Low staffing has challenged her department for the last few years, stressing the existing workforce and sometimes affecting public services. It has occasionally forced lunch-hour or early closures at some of the city’s smaller libraries, Sanchez said, and limited the city’s ability to rent museums and other cultural venues to residents for their weddings and other private events.
Sanchez said her department currently has 55 vacancies but has selected candidates to fill over 20 of them. Those new hires would lower the department’s vacancy rate to about 8%, something she said took focus.
“We just made (recruitment and hiring) one of the most important things we did every day,” she said.
Albuquerque Solid Waste Director Matthew Whelan said the city has been more aggressive about marketing jobs and that his department is down to 100 open jobs (19% vacancy) from 137 (26%) over the last four months.

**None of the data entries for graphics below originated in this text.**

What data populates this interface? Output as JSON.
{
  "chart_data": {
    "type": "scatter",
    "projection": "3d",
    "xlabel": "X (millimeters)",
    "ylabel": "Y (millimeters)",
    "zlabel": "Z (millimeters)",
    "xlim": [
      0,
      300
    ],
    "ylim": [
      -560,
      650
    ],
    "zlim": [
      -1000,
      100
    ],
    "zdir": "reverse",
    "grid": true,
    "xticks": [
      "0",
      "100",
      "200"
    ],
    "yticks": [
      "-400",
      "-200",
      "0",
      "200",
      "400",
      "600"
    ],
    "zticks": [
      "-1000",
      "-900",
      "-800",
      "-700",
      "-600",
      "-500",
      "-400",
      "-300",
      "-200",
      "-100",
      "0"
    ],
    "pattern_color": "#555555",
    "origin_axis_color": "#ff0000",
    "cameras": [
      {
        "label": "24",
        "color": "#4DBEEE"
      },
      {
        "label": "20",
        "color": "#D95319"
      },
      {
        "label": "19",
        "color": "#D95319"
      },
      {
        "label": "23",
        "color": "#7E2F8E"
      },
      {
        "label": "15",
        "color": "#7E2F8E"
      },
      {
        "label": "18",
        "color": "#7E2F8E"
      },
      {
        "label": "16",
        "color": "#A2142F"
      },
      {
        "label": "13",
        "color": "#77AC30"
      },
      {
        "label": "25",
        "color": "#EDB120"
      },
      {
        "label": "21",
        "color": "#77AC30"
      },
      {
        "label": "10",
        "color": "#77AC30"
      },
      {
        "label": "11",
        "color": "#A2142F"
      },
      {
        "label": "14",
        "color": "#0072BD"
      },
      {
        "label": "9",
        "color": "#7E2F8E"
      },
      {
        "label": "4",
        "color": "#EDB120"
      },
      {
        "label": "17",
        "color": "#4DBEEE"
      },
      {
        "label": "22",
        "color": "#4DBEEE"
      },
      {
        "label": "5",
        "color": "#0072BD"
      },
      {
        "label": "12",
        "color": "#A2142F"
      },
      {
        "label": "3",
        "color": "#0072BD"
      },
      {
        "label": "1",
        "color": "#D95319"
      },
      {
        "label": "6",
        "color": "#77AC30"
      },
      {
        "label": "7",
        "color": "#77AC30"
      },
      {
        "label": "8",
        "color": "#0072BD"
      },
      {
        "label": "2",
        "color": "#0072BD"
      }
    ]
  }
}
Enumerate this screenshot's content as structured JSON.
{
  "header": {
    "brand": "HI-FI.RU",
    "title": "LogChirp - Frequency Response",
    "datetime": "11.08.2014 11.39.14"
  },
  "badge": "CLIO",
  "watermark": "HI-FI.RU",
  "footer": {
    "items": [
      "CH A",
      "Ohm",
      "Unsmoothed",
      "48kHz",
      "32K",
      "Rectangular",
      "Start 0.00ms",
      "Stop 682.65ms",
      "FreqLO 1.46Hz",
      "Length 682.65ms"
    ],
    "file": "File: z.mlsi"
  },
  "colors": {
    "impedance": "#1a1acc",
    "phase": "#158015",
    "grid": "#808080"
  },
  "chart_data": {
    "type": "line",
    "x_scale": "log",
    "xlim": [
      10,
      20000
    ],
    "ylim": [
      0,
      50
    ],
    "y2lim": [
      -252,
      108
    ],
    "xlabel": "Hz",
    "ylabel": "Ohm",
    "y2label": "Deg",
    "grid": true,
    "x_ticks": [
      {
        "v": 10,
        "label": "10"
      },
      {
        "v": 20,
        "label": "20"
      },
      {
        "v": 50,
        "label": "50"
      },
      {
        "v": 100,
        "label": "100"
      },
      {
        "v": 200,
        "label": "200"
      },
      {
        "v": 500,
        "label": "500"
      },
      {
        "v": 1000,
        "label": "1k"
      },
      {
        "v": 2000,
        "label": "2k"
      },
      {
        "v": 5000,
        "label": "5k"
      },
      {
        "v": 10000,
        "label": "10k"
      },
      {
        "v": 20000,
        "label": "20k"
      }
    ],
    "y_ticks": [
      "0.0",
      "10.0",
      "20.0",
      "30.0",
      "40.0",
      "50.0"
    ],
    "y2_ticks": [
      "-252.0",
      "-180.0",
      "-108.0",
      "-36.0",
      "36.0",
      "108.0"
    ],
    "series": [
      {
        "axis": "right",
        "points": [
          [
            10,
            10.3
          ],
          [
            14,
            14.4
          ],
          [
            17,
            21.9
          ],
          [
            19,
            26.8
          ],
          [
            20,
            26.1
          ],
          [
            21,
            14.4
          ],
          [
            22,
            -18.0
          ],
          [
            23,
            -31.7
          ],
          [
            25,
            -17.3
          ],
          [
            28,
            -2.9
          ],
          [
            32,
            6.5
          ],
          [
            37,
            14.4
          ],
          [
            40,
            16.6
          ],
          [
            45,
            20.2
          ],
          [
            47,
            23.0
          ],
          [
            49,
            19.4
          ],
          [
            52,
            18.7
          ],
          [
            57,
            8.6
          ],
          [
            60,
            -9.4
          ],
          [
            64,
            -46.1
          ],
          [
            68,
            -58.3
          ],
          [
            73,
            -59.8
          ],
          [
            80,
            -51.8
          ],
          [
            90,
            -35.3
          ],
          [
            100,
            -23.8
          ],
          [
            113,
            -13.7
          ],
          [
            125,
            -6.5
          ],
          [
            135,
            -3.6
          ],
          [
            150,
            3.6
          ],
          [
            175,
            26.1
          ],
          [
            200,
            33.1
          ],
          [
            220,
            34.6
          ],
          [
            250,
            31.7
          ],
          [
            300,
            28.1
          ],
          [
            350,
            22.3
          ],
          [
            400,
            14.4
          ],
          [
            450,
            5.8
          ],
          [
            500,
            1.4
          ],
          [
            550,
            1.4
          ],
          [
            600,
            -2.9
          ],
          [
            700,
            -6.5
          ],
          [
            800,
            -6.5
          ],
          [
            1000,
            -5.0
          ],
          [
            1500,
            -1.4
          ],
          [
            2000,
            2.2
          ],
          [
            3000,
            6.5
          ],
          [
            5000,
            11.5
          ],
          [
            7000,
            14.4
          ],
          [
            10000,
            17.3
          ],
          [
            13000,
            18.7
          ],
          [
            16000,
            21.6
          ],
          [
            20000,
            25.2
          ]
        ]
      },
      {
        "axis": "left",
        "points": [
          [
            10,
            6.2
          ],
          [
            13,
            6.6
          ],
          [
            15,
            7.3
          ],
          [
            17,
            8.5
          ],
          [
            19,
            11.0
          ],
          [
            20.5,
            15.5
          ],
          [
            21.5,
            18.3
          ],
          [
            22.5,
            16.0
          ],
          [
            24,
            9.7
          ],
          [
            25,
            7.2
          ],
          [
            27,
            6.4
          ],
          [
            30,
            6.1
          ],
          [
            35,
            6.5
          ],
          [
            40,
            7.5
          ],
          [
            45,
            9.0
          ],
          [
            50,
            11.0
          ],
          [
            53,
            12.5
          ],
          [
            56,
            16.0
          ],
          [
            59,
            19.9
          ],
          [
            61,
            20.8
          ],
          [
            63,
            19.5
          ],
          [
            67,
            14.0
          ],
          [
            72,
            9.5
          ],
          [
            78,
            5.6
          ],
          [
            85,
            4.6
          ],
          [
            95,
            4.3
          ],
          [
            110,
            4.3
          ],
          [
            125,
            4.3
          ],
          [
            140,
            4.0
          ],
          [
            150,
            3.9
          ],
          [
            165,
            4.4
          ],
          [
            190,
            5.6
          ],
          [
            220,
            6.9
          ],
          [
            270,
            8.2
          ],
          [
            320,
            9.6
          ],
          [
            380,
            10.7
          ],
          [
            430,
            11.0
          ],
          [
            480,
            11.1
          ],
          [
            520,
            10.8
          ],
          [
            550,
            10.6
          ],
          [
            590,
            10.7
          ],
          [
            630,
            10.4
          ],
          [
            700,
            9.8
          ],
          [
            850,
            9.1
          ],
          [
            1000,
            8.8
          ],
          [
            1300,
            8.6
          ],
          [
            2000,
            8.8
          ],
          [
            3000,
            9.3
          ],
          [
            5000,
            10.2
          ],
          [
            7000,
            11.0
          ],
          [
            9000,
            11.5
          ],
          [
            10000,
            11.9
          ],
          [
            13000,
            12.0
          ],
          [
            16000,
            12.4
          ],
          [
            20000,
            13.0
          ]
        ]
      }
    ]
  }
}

Staffing problems within the department’s “clean cities” division led to difficulty keeping roadways clear of overgrown weeds last summer, a situation that captured some public attention. Whelan said that area is about 80% full now and he doesn’t expect similar problems this summer.
The department is still looking to hire trash collection drivers with 22 open jobs in that area.
“It seems like a lot, but we were at 32 (driver vacancies) around two months ago,” Whelan said. “We’re still trying to get people in. You want to put that in (the story)? We’re hiring.”